A man arrested last week in Spokane has been charged with sending the letter to the Spokane-based judge after that letter and the letter to the post office were intercepted May 14.
The Obama letter was intercepted May 22, along with a similar letter sent to Fairchild Air Force Base, near Spokane, the Seattle FBI office said in a written statement.
The FBI and the U.S. Postal Inspection Service said all four envelopes were postmarked May 13 in Spokane and are in the possession of law enforcement. Three contained active ricin toxin, but the letter sent to the Air Force base continues to undergo testing. Each was addressed by hand in red ink.
The authorities said they have information that a fifth similar letter was sent to a Central Intelligence Agency location in McLean, Va., and it was “detected” May 22 but has not been located.
“Active monitoring of the mail stream continues in an effort to locate this letter and mitigate any risk its contents might pose,” the FBI statement said.

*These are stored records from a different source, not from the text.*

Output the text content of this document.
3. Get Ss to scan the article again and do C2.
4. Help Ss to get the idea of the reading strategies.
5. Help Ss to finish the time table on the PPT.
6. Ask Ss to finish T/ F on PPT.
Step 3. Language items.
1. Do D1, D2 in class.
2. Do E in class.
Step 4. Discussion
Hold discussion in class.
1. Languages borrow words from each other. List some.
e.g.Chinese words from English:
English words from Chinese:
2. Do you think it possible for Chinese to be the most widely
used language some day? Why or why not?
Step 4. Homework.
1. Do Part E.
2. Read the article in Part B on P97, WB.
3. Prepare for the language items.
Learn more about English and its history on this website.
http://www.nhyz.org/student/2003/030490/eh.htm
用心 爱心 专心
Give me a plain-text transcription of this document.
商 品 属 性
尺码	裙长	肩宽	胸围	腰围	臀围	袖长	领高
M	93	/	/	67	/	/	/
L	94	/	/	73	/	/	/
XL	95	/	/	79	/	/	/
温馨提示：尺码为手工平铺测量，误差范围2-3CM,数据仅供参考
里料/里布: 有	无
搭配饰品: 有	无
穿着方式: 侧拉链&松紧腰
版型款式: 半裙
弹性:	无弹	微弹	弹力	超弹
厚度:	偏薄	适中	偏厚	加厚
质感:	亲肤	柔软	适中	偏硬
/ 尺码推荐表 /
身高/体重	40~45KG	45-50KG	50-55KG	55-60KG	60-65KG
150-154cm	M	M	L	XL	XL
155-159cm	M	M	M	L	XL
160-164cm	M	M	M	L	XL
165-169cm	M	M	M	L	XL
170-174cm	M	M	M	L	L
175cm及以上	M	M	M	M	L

It is unlikely the letter would be encountered by a member of the public, but it should not be opened or handled, and law enforcement authorities should be notified immediately, the statement said.
According to the Centers for Disease Control and Prevention, ricin is a poison found naturally in castor beans. Symptoms can include difficulty breathing, vomiting and redness on the skin, depending on how the affected person comes into contact with the poison.
The FBI is not aware of any illness resulting from exposure to the Spokane-postmarked letters, agency spokeswoman Ayn Dietrich said.
Matthew Ryan Buquet, a 37-year-old registered sex offender who lives near downtown Spokane, has pleaded not guilty to a single charge of mailing a threatening communication and was being held without bail.
The U.S. attorney’s office “has made no comment on whether additional charges may be sought,” Dietrich said. That investigation continues, but Dietrich said in an email that “at this time we don’t expect to present any other subjects” to federal prosecutors.
Authorities were investigating several suspicious letters recently addressed recently to Obama.
Officials said Thursday that a suspicious letter mailed to the White House was similar to two threatening, poison-laced letters about the gun control debate that were sent to New York Mayor Michael Bloomberg, one of the nation’s most potent gun-control advocates.
The letter was addressed to the president and was intercepted Wednesday at a White House mail screening facility, the Secret Service said. Two similar letters sent to Bloomberg in New York and his gun control group in Washington contained traces of ricin.
It wasn’t immediately clear whether the Obama letter intercepted Wednesday contained ricin. It was turned over to the FBI’s Joint Terrorism Task Force for testing and investigation.
New York Police Commissioner Raymond Kelly said Thursday that all three letters apparently came from the same machine or computer.
The postal workers union, citing information it got in a Postal Service briefing, said the letters bore a Shreveport, La., postmark. Kelly would not comment on the origin.
“The Shreveport letters are separate from this Spokane investigation,” FBI spokeswoman Dietrich said.